If we change diversity, does it predict a future change in innovation? The result was yes.

Then they analyzed the data in the MSCI indexes to learn which companies had policies that encouraged the promotion and retention of a workforce diverse in gender, race and sexual orientation.

Rather than stop when they found correlation between pro-diversity policies and innovation, they ran two sets of tests.

“First we asked, ‘If we change diversity, does it predict a future change in innovation?’ The result was yes,” Warr said. “Then we reversed it. Does a change in innovation affect a future change in diversity? We found no relationship.”

By demonstrating that a past change in diversity causes a future change in innovation, but not the other way around, the researchers showed causality.

Impact: The Argument for Diversity and Inclusion

The study has been well-received by other academics and in the popular press. Companies in competitive industries — “which is pretty much everybody,” Warr said — know that teams with greater diversity get better results. “They have been wanting a comprehensive, robust, statistically well-done study that proves it,” he said. “That’s what ours does.”

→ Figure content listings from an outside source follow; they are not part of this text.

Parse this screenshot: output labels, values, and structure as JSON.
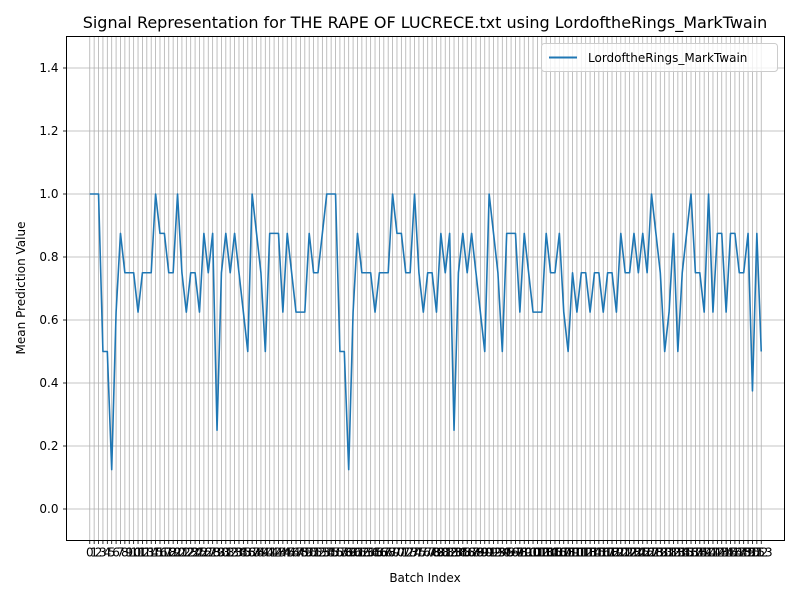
{
  "chart_data": {
    "type": "line",
    "title": "Signal Representation for THE RAPE OF LUCRECE.txt using LordoftheRings_MarkTwain",
    "xlabel": "Batch Index",
    "ylabel": "Mean Prediction Value",
    "ylim": [
      -0.1,
      1.5
    ],
    "xlim": [
      -5.3,
      158.3
    ],
    "grid": true,
    "legend_placement": "top-right",
    "yticks": [
      0.0,
      0.2,
      0.4,
      0.6,
      0.8,
      1.0,
      1.2,
      1.4
    ],
    "ytick_labels": [
      "0.0",
      "0.2",
      "0.4",
      "0.6",
      "0.8",
      "1.0",
      "1.2",
      "1.4"
    ],
    "x": [
      0,
      1,
      2,
      3,
      4,
      5,
      6,
      7,
      8,
      9,
      10,
      11,
      12,
      13,
      14,
      15,
      16,
      17,
      18,
      19,
      20,
      21,
      22,
      23,
      24,
      25,
      26,
      27,
      28,
      29,
      30,
      31,
      32,
      33,
      34,
      35,
      36,
      37,
      38,
      39,
      40,
      41,
      42,
      43,
      44,
      45,
      46,
      47,
      48,
      49,
      50,
      51,
      52,
      53,
      54,
      55,
      56,
      57,
      58,
      59,
      60,
      61,
      62,
      63,
      64,
      65,
      66,
      67,
      68,
      69,
      70,
      71,
      72,
      73,
      74,
      75,
      76,
      77,
      78,
      79,
      80,
      81,
      82,
      83,
      84,
      85,
      86,
      87,
      88,
      89,
      90,
      91,
      92,
      93,
      94,
      95,
      96,
      97,
      98,
      99,
      100,
      101,
      102,
      103,
      104,
      105,
      106,
      107,
      108,
      109,
      110,
      111,
      112,
      113,
      114,
      115,
      116,
      117,
      118,
      119,
      120,
      121,
      122,
      123,
      124,
      125,
      126,
      127,
      128,
      129,
      130,
      131,
      132,
      133,
      134,
      135,
      136,
      137,
      138,
      139,
      140,
      141,
      142,
      143,
      144,
      145,
      146,
      147,
      148,
      149,
      150,
      151,
      152,
      153
    ],
    "series": [
      {
        "name": "LordoftheRings_MarkTwain",
        "color": "#1f77b4",
        "values": [
          1.0,
          1.0,
          1.0,
          0.5,
          0.5,
          0.125,
          0.625,
          0.875,
          0.75,
          0.75,
          0.75,
          0.625,
          0.75,
          0.75,
          0.75,
          1.0,
          0.875,
          0.875,
          0.75,
          0.75,
          1.0,
          0.75,
          0.625,
          0.75,
          0.75,
          0.625,
          0.875,
          0.75,
          0.875,
          0.25,
          0.75,
          0.875,
          0.75,
          0.875,
          0.75,
          0.625,
          0.5,
          1.0,
          0.875,
          0.75,
          0.5,
          0.875,
          0.875,
          0.875,
          0.625,
          0.875,
          0.75,
          0.625,
          0.625,
          0.625,
          0.875,
          0.75,
          0.75,
          0.875,
          1.0,
          1.0,
          1.0,
          0.5,
          0.5,
          0.125,
          0.625,
          0.875,
          0.75,
          0.75,
          0.75,
          0.625,
          0.75,
          0.75,
          0.75,
          1.0,
          0.875,
          0.875,
          0.75,
          0.75,
          1.0,
          0.75,
          0.625,
          0.75,
          0.75,
          0.625,
          0.875,
          0.75,
          0.875,
          0.25,
          0.75,
          0.875,
          0.75,
          0.875,
          0.75,
          0.625,
          0.5,
          1.0,
          0.875,
          0.75,
          0.5,
          0.875,
          0.875,
          0.875,
          0.625,
          0.875,
          0.75,
          0.625,
          0.625,
          0.625,
          0.875,
          0.75,
          0.75,
          0.875,
          0.625,
          0.5,
          0.75,
          0.625,
          0.75,
          0.75,
          0.625,
          0.75,
          0.75,
          0.625,
          0.75,
          0.75,
          0.625,
          0.875,
          0.75,
          0.75,
          0.875,
          0.75,
          0.875,
          0.75,
          1.0,
          0.875,
          0.75,
          0.5,
          0.625,
          0.875,
          0.5,
          0.75,
          0.875,
          1.0,
          0.75,
          0.75,
          0.625,
          1.0,
          0.625,
          0.875,
          0.875,
          0.625,
          0.875,
          0.875,
          0.75,
          0.75,
          0.875,
          0.375,
          0.875,
          0.5
        ]
      }
    ]
  }
}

With the business community and society at large asking questions about the role of equality in the workforce as it plays out in such areas as immigration and whether to extend benefits to same-sex partners, the study results are particularly timely. In a competitive business climate, companies value innovation as a way to keep themselves fresh and set themselves apart. The research findings reveal a solid economic reason for diversity.

“If you want to be innovative, you should embrace a wide range of qualified, talented people to work for you,” Warr said. “Cast your net as wide as possible, then hire the people with the best skills.”

And then, create the sort of environment where they want to work, where they feel welcome and their contributions are valued.

If you want to be innovative, you should embrace a wide range of qualified, talented people to work for you. Cast your net as wide as possible, then hire the people with the best skills.

Warr and Mayer expect to continue their collaboration. They want to probe for other explanations for their findings. For instance, pro-diversity policies don’t happen by accident. They likely would have been instituted by an enlightened management team.

“We haven’t gotten to the root of the question,” Warr said. “What is the management thought process that leads to putting those policies in place?”

The study has received quite a bit of attention in the media. Articles about the researchers and their findings have been published in Fast Company and Psychology Today, and NBC News and National Public Radio each produced a segment on the implications of the research. The work is in line with results of prior studies on diversity in teams.

“You don’t have to suspend your belief in the way things work to believe the story,” Warr said. “It makes sense. It’s a strong argument for embracing diversity and inclusivity. There’s real money to be made from diversity and inclusion.”